Делиться — да, но вести за собой? Да еще утверждать, будто знаешь, куда вести? «Я старше тебя. Я больше перетерпел. Я опытнее. В конце концов, я твой учитель. Но ведь я не учу тебя жить» — этими словами географа Служкина из романа А. Иванова «Географ глобус пропил», столь популярного в наши дни, мог бы сказать и Волошин. Думается, что финальная отповедь Лили («Я не вернусь к тебе женой, я не люблю тебя») связана именно с этим — таким, в сущности, детски-беспомощным! — разочарованием в Учителе: создал легенду, увлек за собой, а сам, оказывается, не знал ни куда идти Лиле, ни что делать теперь с Черубиной. В растерянности и отчаянии, отказавшись от водительства Макса, Лиля бросается к другому учителю, в отличие от Волошина чувствующему себя в роли гуру куда как уверенно, — к Доктору Штейнеру, одной из самых культовых и загадочных фигур европейской культуры начала XX века.

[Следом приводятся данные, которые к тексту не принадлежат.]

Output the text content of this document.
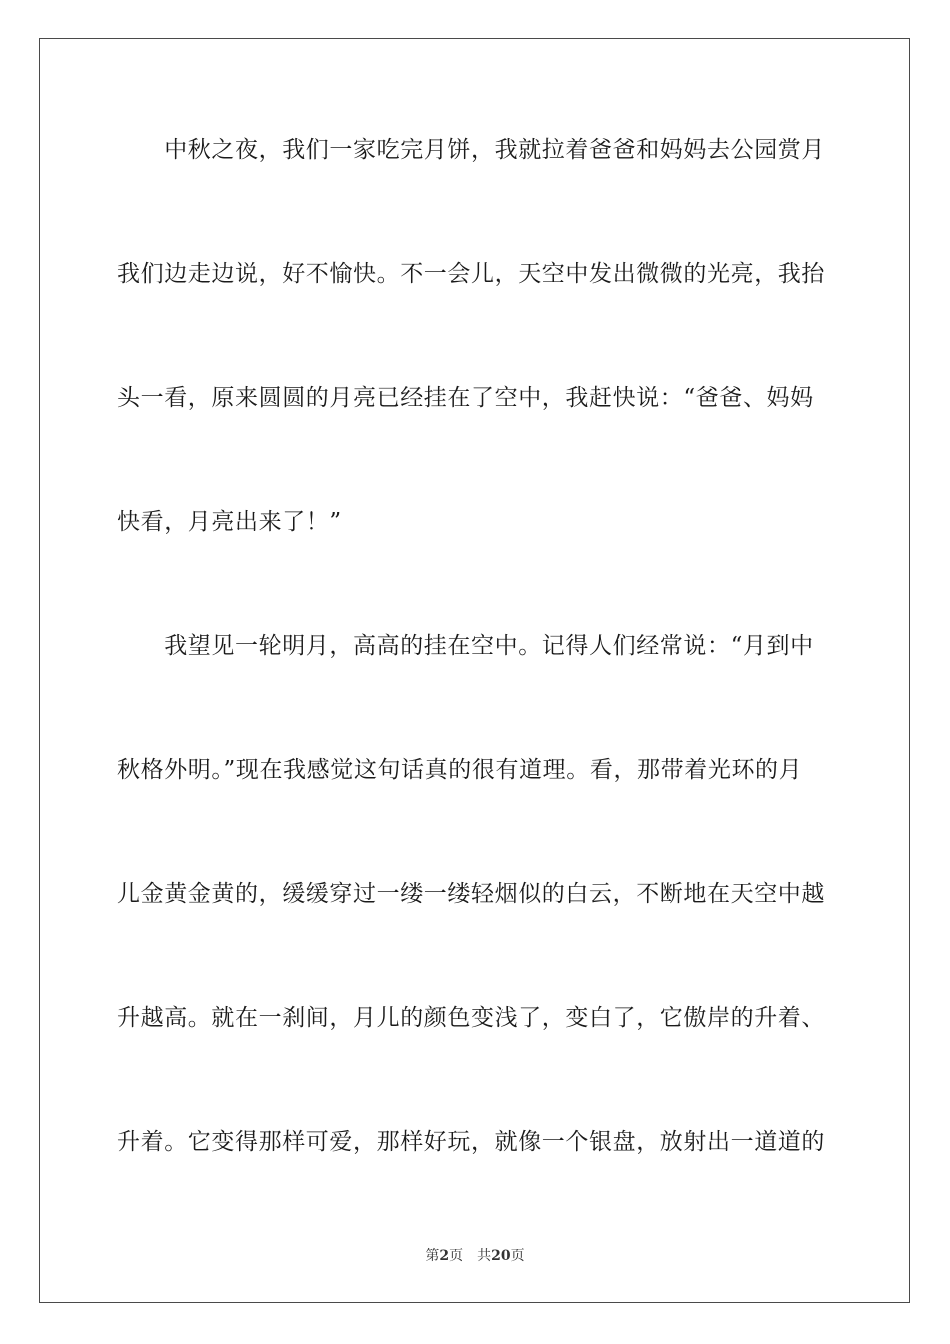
　　中秋之夜，我们一家吃完月饼，我就拉着爸爸和妈妈去公园赏月
我们边走边说，好不愉快。不一会儿，天空中发出微微的光亮，我抬
头一看，原来圆圆的月亮已经挂在了空中，我赶快说：“爸爸、妈妈
快看，月亮出来了！”
　　我望见一轮明月，高高的挂在空中。记得人们经常说：“月到中
秋格外明。”现在我感觉这句话真的很有道理。看，那带着光环的月
儿金黄金黄的，缓缓穿过一缕一缕轻烟似的白云，不断地在天空中越
升越高。就在一刹间，月儿的颜色变浅了，变白了，它傲岸的升着、
升着。它变得那样可爱，那样好玩，就像一个银盘，放射出一道道的
第2页 共20页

Впрочем, ничего этого легкомысленно хохочущая над траурным венком, присланным ей безутешным возлюбленным, Лиля пока что не знает. Как не знает и следующего: явившись к Удо Штенгеле в роковой и таинственной роли, утвердив свою власть над ним и расправившись с собственным эпистолярным лирическим «я», она, в сущности, набросала черновик жизни будущей Черубины де Габриак! Только в 1909 году на месте безвестного одураченного студента окажется сам Сергей Маковский, вершитель тогдашних поэтических судеб, да и Дмитриевой придется пережить не комическое истекание клюквенным соком, а гибель всерьез.

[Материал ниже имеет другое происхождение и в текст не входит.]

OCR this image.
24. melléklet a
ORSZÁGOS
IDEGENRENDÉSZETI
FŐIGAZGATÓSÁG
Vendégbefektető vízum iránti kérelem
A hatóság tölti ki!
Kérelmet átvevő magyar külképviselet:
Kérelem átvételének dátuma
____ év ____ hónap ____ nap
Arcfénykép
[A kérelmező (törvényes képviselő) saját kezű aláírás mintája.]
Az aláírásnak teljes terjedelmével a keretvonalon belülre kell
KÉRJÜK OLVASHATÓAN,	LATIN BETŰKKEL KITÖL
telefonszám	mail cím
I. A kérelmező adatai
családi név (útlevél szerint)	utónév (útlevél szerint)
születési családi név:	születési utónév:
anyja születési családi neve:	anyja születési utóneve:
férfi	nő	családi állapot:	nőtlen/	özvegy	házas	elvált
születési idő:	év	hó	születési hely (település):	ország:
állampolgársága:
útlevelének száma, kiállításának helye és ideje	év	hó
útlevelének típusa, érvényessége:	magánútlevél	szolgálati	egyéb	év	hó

Ну да что-что, а гибель ее не пугает. Забегая вперед скажем, что и собственную реальную, а не вымышленную смерть Елизавета Ивановна Дмитриева-Васильева встретит мужественно и открыто, хотя действительное событие смерти в ссыльном Ташкенте, вдалеке от родных и друзей, окажется вовсе не столь декадентски-романтизированным, как представлялось ей это в 1910 году. Перед смертью она успеет увидеться с Лидией Брюлловой-Владимировой — та приедет к подруге в ссылку в августе 1928 года, а 5 декабря 1928-го Лили не станет.

Их дружба, начавшись под летним небом равнинной России, окрепнет, пропитанная туманами призрачного Петербурга, и завершится под дикими звездами Азии, властно вторгшейся в судьбу Лиды Брюлловой уже после смерти «ее одной». Когда Лидию с Дмитрием Владимировым, ее третьим мужем, вышлют из Ленинграда во время кровавой чистки 1930-х годов, местом ссылки они выберут город, где жила и умерла сосланная еще раньше Лиля. Там, в Ташкенте, в 1941-м их настигнет очередной арест. Дмитрий Владимиров год спустя умрет в лагере, а Лидия Павловна, пережив и его, и детей, отсидев свои десять лет за контрреволюционную агитацию, 30 марта 1951 года будет «освобождена из мест лишения свободы Узбекской ССР по отбытии срока».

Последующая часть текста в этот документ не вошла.